The challenge is to balance both management and leadership. Sounds easy, however, most of us tend to lean one way or the other. We lean toward management, or tasks, sometimes at the expense of people, or we lean toward leadership, and people, sometimes to the detriment of completing tasks in a timely manner. Too much of a management focus can lead to a high need for power and control, being dismissive or intimidating, a bottom-line at all costs mentality, being a solo player, and reactive versus proactive. The opposite of a pure manager is a pure leader, putting people over tasks and facilitating versus leading.
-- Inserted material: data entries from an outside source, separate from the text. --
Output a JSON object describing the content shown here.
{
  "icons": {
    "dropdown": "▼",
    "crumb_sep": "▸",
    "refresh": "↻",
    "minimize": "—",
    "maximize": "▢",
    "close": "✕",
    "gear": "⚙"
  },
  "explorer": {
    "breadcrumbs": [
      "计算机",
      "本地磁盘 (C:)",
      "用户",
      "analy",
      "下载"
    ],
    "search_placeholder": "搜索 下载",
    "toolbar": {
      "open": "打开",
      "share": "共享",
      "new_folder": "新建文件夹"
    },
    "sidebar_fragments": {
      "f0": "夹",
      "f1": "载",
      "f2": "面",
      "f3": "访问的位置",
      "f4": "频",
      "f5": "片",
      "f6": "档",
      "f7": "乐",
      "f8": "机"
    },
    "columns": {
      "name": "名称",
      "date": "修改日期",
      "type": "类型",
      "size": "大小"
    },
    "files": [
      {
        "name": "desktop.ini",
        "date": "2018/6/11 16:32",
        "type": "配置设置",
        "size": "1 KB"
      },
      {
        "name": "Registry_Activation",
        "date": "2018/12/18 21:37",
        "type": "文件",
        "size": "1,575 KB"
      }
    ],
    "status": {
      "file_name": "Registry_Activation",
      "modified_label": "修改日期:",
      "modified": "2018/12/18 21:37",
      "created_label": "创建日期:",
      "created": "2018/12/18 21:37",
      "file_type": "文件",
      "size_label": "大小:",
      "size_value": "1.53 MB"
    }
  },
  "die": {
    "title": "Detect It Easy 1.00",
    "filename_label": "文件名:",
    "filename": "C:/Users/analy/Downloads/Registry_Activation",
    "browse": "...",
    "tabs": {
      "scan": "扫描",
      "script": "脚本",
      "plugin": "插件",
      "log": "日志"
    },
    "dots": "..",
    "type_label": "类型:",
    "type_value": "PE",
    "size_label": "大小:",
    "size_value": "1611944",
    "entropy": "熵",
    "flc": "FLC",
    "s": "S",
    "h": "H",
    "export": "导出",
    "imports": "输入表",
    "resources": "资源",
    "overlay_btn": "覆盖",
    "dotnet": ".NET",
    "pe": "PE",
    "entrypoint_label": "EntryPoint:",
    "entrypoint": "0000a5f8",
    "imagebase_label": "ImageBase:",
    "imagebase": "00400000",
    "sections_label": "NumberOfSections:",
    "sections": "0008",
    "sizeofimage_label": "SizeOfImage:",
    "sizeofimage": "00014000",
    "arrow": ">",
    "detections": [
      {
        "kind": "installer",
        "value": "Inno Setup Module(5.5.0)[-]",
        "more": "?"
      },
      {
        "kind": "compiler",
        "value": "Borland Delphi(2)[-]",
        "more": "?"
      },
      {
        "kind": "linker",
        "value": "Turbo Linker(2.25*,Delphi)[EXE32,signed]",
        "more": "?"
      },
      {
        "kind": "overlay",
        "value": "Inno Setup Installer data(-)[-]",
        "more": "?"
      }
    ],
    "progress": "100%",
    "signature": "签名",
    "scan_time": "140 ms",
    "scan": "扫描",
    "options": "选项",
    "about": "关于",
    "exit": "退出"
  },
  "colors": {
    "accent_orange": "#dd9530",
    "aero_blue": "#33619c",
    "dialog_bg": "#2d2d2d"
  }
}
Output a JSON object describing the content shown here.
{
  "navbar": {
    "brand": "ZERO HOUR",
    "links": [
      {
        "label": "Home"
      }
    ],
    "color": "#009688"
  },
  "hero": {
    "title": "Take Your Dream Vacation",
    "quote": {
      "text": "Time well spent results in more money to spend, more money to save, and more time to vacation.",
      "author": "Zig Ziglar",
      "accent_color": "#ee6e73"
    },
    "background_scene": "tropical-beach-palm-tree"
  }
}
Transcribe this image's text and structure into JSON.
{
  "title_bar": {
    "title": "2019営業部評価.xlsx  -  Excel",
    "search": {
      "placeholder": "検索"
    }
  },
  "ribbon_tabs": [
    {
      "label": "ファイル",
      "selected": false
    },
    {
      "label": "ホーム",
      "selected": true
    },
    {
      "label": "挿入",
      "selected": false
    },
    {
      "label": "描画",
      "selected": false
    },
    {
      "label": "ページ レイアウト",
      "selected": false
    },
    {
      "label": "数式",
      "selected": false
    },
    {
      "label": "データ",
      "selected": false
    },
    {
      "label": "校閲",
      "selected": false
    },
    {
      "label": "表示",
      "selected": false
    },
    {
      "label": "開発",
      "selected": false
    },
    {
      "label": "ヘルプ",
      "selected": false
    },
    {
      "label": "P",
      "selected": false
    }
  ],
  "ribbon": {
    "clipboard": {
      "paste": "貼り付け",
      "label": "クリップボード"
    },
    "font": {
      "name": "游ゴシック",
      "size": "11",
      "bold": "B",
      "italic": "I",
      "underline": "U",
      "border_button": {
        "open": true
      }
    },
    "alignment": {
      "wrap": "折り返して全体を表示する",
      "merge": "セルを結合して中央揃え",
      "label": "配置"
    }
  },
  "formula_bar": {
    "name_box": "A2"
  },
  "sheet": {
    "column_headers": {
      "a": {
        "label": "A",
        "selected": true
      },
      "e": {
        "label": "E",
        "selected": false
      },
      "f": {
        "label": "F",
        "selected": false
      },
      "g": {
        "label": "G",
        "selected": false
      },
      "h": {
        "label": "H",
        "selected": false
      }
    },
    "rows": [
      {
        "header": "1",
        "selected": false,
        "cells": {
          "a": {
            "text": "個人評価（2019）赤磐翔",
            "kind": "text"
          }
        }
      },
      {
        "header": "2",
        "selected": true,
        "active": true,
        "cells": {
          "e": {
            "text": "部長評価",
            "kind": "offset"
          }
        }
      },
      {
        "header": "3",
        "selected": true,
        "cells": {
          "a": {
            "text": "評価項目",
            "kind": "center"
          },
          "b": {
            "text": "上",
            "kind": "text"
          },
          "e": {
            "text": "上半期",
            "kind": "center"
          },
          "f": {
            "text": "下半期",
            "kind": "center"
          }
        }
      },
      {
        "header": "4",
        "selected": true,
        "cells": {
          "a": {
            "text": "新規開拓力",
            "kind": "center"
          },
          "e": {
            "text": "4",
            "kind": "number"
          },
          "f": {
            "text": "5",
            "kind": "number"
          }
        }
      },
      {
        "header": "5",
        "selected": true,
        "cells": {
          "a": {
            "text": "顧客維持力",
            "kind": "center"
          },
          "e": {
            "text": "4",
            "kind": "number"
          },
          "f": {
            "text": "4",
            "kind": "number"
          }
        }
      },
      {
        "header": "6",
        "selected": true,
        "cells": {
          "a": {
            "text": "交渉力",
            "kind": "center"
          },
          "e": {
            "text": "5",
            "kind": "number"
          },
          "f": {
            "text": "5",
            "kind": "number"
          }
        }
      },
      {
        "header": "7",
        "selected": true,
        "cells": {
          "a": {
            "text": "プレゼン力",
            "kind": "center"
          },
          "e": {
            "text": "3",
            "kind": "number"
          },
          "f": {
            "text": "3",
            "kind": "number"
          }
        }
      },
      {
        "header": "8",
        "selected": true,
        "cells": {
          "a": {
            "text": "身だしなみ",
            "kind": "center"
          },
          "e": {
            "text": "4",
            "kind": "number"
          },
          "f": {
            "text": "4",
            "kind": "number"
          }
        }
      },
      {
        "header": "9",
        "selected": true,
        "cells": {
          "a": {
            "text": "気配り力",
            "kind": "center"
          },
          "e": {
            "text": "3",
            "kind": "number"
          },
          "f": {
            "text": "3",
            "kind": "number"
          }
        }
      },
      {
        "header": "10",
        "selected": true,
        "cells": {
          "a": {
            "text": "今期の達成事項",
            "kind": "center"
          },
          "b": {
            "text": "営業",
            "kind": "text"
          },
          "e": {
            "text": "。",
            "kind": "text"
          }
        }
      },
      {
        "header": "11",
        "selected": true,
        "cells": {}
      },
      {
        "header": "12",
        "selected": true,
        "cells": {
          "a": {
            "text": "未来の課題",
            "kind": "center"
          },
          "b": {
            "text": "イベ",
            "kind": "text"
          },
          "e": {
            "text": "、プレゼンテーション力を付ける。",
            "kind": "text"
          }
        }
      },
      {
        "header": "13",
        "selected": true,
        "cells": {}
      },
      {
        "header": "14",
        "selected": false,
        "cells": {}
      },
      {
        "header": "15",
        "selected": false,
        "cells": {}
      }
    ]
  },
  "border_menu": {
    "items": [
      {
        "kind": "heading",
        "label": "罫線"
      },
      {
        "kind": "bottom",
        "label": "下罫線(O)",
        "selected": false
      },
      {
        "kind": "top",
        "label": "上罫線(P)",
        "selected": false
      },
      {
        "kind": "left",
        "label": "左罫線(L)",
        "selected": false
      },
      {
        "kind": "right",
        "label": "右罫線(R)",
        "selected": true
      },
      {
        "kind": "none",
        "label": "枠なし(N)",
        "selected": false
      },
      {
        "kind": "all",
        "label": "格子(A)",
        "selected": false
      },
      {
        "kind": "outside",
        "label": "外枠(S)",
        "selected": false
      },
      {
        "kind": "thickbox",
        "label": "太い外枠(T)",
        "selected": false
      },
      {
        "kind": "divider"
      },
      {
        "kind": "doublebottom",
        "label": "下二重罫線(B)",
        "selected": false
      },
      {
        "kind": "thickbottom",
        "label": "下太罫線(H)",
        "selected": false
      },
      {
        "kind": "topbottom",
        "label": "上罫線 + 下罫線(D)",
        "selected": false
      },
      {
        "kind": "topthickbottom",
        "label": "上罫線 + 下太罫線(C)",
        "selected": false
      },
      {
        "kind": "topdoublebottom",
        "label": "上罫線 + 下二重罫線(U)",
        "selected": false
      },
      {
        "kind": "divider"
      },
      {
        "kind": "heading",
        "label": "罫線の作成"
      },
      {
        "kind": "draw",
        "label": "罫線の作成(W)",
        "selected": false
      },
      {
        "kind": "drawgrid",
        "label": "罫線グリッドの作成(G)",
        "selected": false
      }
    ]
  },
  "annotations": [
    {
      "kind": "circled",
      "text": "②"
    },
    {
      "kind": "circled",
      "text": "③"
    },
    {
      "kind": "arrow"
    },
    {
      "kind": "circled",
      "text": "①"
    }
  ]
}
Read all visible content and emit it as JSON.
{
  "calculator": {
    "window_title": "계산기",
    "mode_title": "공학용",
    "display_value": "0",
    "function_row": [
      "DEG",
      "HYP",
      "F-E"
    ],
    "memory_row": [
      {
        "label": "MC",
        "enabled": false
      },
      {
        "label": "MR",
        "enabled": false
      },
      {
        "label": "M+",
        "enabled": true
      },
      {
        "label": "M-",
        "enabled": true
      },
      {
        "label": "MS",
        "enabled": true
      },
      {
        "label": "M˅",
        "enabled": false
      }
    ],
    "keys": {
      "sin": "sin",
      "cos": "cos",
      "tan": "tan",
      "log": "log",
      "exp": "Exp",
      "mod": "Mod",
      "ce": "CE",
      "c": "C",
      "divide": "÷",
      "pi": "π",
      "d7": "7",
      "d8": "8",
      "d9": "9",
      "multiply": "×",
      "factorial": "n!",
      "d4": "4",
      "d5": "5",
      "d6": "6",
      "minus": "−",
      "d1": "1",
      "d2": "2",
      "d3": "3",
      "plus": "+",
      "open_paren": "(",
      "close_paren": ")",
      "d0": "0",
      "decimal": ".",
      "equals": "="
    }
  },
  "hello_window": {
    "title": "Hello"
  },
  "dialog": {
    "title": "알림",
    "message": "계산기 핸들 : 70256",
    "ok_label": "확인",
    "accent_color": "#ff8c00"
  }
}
In other words, wanting consensus decisions, leading to a lack of decisiveness and going along to get along to avoid conflict. These individuals can be generous to a fault. We naturally lean toward one or the other. So therefore, the goal for 2017 is find the appropriate balance, knowing when to utilize management strength and when to appropriately apply the influence of leadership. A balance of the traits include individuals who are active team builders, will achieve goals but not at the expense of compromising their values, maintain composure under pressure, and will appropriately turn up the heat on decisiveness, responsibility and accountability, but celebrate success with the team too. At LeadAdvantage we use feedback tools that can identify which dynamic is most natural to your employees and management teams, management (tasks) or leadership (people), and how to begin to find a healthy balance that will provide our teams the opportunity for greater success. The information allows individuals to set targets to enhance behaviors that contribute to success or compensate and develop the behaviors that can hinder, or get in the way, of success.
Lou Gerstner said in his book, “When I came to IBM I was a guy who believed in strategy and analysis. What I learned was that corporate culture is not part of the game: It is the game.” In other words, we can’t simply focus on management qualities, we have to focus on leadership as well, because that is what determines a team or company culture and ultimately the level of success of that team or company.